Zak Mir on Weimar Republics, being late to the party and selected mining plays…

3 mins. to read

I have to admit to being slightly miffed regarding a recent Spreadbet Magazine blog in which the “full whack” was given to the Weimar Republic / Hyperinflation / Wads of cash in cheelbarrow scenario that it seems we are still facing with the continued unbridled money printing…

That said, I am grateful that over the past three years and more that I have not been tempted (too much) to call the bottom as far as precious metals are concerned.

What we do know from bubbles in general though is that they tend to burst rather later, and rather more painfully, than what the masses expected. This may be something to remember for those involved in central London real estate, or of course, even the Nasdaq and some classes of U.S. stocks…

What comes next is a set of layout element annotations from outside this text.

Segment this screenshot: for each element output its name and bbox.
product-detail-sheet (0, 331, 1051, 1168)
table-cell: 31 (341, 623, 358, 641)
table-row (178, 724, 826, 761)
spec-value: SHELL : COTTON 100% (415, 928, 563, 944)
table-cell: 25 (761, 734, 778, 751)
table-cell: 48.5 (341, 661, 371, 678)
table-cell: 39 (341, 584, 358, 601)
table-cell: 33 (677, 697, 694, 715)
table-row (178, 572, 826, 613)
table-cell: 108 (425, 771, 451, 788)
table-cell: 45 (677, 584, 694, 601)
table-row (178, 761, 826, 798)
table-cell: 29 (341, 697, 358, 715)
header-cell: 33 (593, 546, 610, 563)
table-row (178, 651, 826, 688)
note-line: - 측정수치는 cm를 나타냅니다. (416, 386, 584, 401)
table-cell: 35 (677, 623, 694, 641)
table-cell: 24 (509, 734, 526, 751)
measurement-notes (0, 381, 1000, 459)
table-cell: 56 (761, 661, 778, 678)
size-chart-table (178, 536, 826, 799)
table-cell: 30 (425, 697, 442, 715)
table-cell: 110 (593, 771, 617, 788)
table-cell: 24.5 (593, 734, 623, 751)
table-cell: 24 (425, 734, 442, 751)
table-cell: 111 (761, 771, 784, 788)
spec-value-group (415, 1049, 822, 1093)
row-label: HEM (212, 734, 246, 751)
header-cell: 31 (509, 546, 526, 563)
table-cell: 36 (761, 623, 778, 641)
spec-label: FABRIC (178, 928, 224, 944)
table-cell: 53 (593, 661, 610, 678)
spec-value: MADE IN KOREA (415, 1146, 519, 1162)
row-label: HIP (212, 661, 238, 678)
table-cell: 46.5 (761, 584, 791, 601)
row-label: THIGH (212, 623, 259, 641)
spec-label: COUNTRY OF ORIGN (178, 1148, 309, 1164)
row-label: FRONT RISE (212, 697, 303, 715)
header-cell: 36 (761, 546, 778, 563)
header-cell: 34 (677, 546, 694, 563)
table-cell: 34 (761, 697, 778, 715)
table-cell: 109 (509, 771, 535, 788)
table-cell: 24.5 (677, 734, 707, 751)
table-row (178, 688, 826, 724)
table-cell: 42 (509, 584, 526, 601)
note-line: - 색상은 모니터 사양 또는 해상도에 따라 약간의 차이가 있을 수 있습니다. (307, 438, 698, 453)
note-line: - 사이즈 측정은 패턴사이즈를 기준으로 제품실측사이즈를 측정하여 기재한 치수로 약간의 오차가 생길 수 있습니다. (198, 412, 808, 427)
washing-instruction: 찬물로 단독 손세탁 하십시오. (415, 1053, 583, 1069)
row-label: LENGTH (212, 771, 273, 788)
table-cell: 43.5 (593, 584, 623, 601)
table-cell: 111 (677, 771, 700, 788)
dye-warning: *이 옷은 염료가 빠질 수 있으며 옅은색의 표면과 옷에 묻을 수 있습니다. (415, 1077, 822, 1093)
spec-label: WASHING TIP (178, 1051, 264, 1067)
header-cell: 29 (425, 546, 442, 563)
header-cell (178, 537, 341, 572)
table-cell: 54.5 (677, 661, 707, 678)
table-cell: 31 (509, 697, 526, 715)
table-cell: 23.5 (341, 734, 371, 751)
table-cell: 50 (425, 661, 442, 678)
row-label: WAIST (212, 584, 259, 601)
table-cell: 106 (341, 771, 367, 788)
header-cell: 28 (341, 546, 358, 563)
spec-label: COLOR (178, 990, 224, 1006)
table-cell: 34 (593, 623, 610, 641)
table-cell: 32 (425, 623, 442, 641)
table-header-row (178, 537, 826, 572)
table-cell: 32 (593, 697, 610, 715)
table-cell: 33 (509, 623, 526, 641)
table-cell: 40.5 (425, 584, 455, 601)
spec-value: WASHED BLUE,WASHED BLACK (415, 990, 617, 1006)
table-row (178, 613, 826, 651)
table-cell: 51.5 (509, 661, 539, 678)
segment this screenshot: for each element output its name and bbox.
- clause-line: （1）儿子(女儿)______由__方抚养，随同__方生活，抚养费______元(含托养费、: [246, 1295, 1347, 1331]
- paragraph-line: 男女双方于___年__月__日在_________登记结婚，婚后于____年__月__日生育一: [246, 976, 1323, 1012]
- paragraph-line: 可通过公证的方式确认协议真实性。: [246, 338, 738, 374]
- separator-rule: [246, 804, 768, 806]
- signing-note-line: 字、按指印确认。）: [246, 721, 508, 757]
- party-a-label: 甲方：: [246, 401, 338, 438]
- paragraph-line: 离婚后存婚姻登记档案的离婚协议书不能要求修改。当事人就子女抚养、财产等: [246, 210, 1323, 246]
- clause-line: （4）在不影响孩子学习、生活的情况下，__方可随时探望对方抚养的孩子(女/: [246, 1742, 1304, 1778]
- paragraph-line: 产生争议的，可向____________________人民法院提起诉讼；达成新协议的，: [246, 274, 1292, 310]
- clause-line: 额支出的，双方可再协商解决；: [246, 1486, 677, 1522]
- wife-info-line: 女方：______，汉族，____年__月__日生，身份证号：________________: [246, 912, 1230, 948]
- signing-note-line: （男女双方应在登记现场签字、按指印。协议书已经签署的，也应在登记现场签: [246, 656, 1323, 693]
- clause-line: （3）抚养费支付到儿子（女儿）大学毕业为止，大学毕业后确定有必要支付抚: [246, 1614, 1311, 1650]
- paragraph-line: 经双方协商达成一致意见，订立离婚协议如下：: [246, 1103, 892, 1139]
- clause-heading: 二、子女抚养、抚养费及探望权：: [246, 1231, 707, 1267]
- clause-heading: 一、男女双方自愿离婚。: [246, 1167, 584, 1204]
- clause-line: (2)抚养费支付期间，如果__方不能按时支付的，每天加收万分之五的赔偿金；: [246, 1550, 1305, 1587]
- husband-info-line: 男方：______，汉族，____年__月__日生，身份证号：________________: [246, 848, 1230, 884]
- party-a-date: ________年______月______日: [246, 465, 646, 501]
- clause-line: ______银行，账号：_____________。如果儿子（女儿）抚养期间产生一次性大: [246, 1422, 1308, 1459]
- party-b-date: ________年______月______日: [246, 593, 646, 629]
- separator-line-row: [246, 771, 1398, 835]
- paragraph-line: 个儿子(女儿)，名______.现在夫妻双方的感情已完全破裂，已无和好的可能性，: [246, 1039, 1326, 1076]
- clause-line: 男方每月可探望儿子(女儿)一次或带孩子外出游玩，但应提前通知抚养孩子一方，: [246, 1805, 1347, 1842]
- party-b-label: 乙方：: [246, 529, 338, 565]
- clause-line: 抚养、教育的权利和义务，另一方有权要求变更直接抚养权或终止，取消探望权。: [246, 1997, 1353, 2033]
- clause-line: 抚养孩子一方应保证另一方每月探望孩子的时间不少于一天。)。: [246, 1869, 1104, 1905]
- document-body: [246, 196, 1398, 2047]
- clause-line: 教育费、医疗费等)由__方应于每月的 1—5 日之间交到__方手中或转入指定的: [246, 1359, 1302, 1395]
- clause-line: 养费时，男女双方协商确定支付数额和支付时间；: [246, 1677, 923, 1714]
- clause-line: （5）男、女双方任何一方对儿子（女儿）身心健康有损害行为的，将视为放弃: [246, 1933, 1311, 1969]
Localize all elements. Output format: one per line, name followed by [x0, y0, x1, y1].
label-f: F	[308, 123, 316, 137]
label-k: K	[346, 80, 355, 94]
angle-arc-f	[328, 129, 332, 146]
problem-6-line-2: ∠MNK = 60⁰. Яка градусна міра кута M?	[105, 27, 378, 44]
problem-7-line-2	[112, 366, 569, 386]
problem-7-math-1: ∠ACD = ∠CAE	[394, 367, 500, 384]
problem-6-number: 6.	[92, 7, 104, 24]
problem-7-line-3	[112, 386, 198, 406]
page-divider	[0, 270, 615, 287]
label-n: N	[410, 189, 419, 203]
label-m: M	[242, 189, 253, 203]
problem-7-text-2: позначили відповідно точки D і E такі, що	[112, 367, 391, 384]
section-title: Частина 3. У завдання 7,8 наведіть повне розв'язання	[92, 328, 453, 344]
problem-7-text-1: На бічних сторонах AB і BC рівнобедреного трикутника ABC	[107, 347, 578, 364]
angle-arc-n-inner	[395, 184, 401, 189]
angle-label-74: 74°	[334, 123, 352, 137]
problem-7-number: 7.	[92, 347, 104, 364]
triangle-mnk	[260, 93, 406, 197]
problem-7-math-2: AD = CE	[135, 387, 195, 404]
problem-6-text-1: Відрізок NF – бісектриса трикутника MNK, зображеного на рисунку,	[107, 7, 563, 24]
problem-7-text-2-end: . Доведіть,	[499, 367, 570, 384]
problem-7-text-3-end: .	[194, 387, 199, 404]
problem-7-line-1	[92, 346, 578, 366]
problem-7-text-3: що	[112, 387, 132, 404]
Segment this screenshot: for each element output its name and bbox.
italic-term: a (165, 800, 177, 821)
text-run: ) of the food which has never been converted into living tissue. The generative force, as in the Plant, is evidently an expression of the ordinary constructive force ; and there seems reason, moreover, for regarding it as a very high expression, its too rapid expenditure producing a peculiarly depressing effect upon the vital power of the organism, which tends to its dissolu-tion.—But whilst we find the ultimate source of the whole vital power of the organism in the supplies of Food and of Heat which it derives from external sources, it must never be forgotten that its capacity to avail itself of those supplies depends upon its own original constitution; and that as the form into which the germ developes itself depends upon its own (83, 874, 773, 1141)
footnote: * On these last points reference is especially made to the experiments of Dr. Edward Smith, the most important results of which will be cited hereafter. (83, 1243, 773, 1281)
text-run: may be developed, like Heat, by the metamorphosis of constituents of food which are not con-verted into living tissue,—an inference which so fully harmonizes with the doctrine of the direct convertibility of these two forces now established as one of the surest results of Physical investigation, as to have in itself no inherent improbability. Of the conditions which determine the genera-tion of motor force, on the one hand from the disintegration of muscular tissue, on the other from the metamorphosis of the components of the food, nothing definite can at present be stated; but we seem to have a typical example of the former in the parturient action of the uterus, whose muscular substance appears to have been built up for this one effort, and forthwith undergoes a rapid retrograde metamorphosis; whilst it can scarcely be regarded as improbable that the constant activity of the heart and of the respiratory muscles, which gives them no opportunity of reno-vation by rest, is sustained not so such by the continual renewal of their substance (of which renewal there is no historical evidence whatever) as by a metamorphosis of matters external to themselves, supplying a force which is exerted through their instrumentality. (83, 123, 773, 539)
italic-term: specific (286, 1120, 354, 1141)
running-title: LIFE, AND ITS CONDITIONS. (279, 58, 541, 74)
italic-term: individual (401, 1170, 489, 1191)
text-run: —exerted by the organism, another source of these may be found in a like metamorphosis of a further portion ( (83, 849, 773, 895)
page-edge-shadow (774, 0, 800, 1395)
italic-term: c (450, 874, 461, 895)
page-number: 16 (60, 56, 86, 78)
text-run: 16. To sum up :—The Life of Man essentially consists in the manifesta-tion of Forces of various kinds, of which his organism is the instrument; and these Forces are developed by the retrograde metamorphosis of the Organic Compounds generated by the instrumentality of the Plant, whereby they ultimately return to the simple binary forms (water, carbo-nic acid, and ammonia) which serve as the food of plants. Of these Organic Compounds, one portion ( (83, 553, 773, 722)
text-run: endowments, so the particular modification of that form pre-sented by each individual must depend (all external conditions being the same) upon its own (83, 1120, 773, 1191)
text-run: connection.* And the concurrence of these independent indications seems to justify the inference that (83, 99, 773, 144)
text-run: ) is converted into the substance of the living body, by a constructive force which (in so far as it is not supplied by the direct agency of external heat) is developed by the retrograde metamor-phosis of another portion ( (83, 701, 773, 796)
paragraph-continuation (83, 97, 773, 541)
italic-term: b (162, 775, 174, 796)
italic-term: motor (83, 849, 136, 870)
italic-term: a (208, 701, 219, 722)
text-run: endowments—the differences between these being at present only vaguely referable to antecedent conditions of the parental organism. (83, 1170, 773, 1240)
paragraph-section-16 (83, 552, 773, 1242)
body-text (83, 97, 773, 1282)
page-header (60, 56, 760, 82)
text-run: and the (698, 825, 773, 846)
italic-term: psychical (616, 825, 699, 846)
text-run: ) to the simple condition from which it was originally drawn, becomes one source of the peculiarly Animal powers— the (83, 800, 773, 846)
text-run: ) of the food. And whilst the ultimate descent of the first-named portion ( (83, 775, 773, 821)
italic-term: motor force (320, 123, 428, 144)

Of course, it really is the U.S. and Fed Chair Ms “Helicopter protégé” Janet Yellen whom I would venture to suggest has got us closer to a Weimar style tipping point in terms of inflation risk. Gold melted through its 200 day moving average “like a blowtorch through butter” on Friday – a line appropriately taken from the James Bond film Goldfinger!

Even Crude Oil seems particularly well poised as a buy in a bull flag above its 200 day moving average – despite the apparent threat from “Fracking”. The question, referring back to the Weimar episdoe is whether the Hyperinflationists should start partying like it is 1921 or later? At the same time, we have to wonder when the attempt to control a spike in general prices will come – the early 2015 consensus may prove to be as much as 6 months too late if we see the commodities fire at the moment continue to blaze as it has in the past couple of weeks.

As far as how to trade this scenario – and for the non-followers of this blog, arguably being a little “late” as far as the bargain hunting is concerned, I would offer one angle on the obvious play which is of course mining stocks. Although here there has already been a substantial recovery, in a sector which is highly leveraged to rises and falls in the underlying commodities, there are some stocks which have noticeably missed out on all the fun to date either in relative terms.

As far as Rio Tinto (RIO) is concerned it can be seen that we are in the aftermath of what appeared to be an interminable rectangle consolidation, in place from the time of an unfilled gap to the upside through the 200 day moving average – now at 3,083p. The big plus as far as the consolidation was concerned is the way that we have been treated to multiple support points above the 200 day line ahead of the latest breakout. The expectation now is that at least while there is no end of day close back below the 10 day moving average at 3,384p that we may see a “minimum” upside as high as the May price channel top of 3,800p, and as soon as the end of March.

I have to promise (cross my heart hope to die!) that I had already had Avocet Mining (AVM) singled out today for inclusion on the basis that it appeared to be building a base, even before the near $0% rally early today! The hope now is that, for the time being at least, the stock has found a sustainable floor towards 8p and that the January bear trap rebound from below December support could at least drive the price action on for a test of the 200 day moving average / December gap top at 12p plus on a 1-2 week timeframe. But it is a weekly close above the 200 day line that we are really chasing here after the slap this stock has taken in recent months and years. That really would be the signal to get going on the long side.

Finally, a request from a special Twitter follower on Amara Mining (AMA). Here the daily chart shows the aftermath of a post October inverted head & shoulders formation, as well as the latest break of the 200 day moving average. This feature is still falling at 15.64p, with the as yet untested break above the 200 day line all the more bullish on this basis. Barring an end of day close back below the key moving average one would be gunning for a post September 20p resistance target and perhaps as soon as the next 2-4 weeks.